The American economy expanded at a slower pace in the first quarter of 2023, growing at an annual rate of 1.4 percent from January through March. This represents the slowest quarterly growth since spring 2022, according to government data released on Thursday. The latest figures represent a slight upgrade from the previous estimate. Consumer spending, a key driver of economic growth, increased by just 1.5 percent, down from an initial estimate of 2 percent. This slowdown in consumer spending suggests that high interest rates may be starting to impact the economy.
The Commerce Department had previously estimated that the gross domestic product (GDP) – the total output of goods and services in the economy – expanded at a 1.3 percent rate in the first quarter. This represents a significant slowdown compared to the robust 3.4 percent growth rate seen in the final three months of 2022.

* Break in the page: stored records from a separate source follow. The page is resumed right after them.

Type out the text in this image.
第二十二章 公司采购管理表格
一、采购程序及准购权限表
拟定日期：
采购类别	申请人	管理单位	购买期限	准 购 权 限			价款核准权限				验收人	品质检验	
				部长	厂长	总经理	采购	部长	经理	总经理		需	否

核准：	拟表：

However, the report also highlighted that the slowdown in the January-March period was primarily driven by two temporary factors: a surge in imports and a drop in business inventories. These factors can fluctuate significantly from quarter to quarter and don’t necessarily reflect the underlying health of the economy. Imports reduced the first-quarter growth rate by 0.82 percentage points, while lower inventories subtracted another 0.42 percentage points.
Most economists believe that economic growth has rebounded in the current quarter. Matthew Martin, US economist at Oxford Economics, predicts an annual growth rate of around 2 percent for April through June, fueled by continued consumer spending. A forecasting tool developed by the Federal Reserve Bank of Atlanta suggests an even stronger growth rate of 3 percent for the second quarter.